Recipe 1.4 Converting Between Characters and Values
1.4.1 Problem
You want to
print the number represented by a given character, or you want to
print a character given a
number.
1.4.2 Solution
Use ord to convert a
character to a number, or use chr to convert a
number to its corresponding character:
$num = ord($char);
$char = chr($num);
The %c format used in printf
and sprintf also converts a number to a character:
$char = sprintf("%c", $num); # slower than chr($num)
printf("Number %d is character %c\n", $num, $num);
Number 101 is character e
A C* template used with pack
and unpack can quickly convert many 8-bit bytes;
similarly, use U* for Unicode characters.
@bytes = unpack("C*", $string);
$string = pack("C*", @bytes);
$unistr = pack("U4",0x24b6,0x24b7,0x24b8,0x24b9);
@unichars = unpack("U*", $unistr);
1.4.3 Discussion
Unlike low-level,
typeless languages such as assembler, Perl doesn't treat characters
and numbers interchangeably; it treats strings
and numbers interchangeably. That means you can't just assign
characters and numbers back and forth. Perl provides Pascal's
chr and ord to convert between
a character and its corresponding ordinal value:
$value = ord("e"); # now 101
$character = chr(101); # now "e"
If you already
have a character, it's really represented as a string of length one,
so just print it out directly using print or the
%s format in printf and
sprintf. The %c format forces
printf or sprintf to convert a
number into a character; it's not used for printing a character
that's already in character format (that is, a string).

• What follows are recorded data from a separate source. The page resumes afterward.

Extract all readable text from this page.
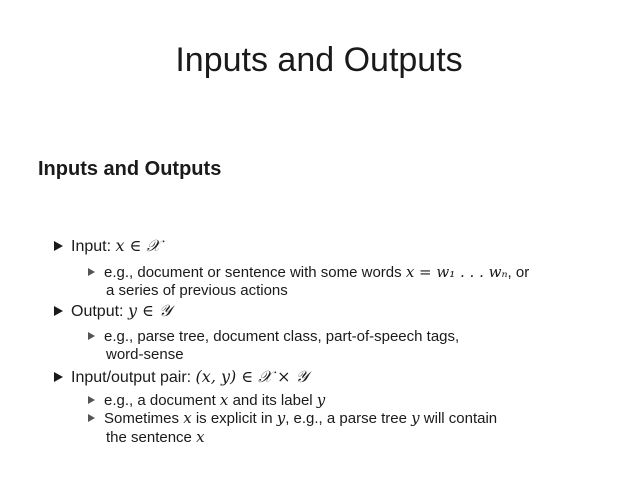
Inputs and Outputs
Inputs and Outputs
Input: x ∈ 𝒳
e.g., document or sentence with some words x = w₁ . . . wₙ, or
a series of previous actions
Output: y ∈ 𝒴
e.g., parse tree, document class, part-of-speech tags,
word-sense
Input/output pair: (x, y) ∈ 𝒳 × 𝒴
e.g., a document x and its label y
Sometimes x is explicit in y, e.g., a parse tree y will contain
the sentence x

printf("Number %d is character %c\n", 101, 101);
The
pack, unpack,
chr, and ord functions are all
faster than sprintf. Here are
pack and unpack in action:
@ascii_character_numbers = unpack("C*", "sample");
print "@ascii_character_numbers\n";
115 97 109 112 108 101
$word = pack("C*", @ascii_character_numbers);
$word = pack("C*", 115, 97, 109, 112, 108, 101); # same
print "$word\n";
sample
Here's how to convert from HAL to IBM:
$hal = "HAL";
@byte = unpack("C*", $hal);
foreach $val (@byte) {
$val++; # add one to each byte value
}
$ibm = pack("C*", @byte);
print "$ibm\n"; # prints "IBM"
On single-byte character data, such as plain old ASCII or any of the
various ISO 8859 charsets, the ord function
returns numbers from 0 to 255. These correspond to C's
unsigned char data type.
However, Perl understands more than that: it also has integrated
support for Unicode, the universal character encoding. If you pass
chr, sprintf "%c", or
pack "U*" numeric values greater than 255, the
return result will be a Unicode string.
Here are similar operations with Unicode:
@unicode_points = unpack("U*", "fac\x{0327}ade");
print "@unicode_points\n";
102 97 99 807 97 100 101
$word = pack("U*", @unicode_points);
print "$word\n";
façade
If all you're doing is printing out the characters' values, you
probably don't even need to use unpack. Perl's
printf and sprintf functions
understand a v modifier that works like this:
printf "%vd\n", "fac\x{0327}ade";
102.97.99.807.97.100.101
printf "%vx\n", "fac\x{0327}ade";
66.61.63.327.61.64.65
The numeric value of each character (that is, its "code point" in
Unicode parlance) in the string is emitted with a dot separator.
1.4.4 See Also
The
chr, ord,
printf, sprintf,
pack, and unpack functions in
perlfunc(1) and Chapter 29 of
Programming Perl
|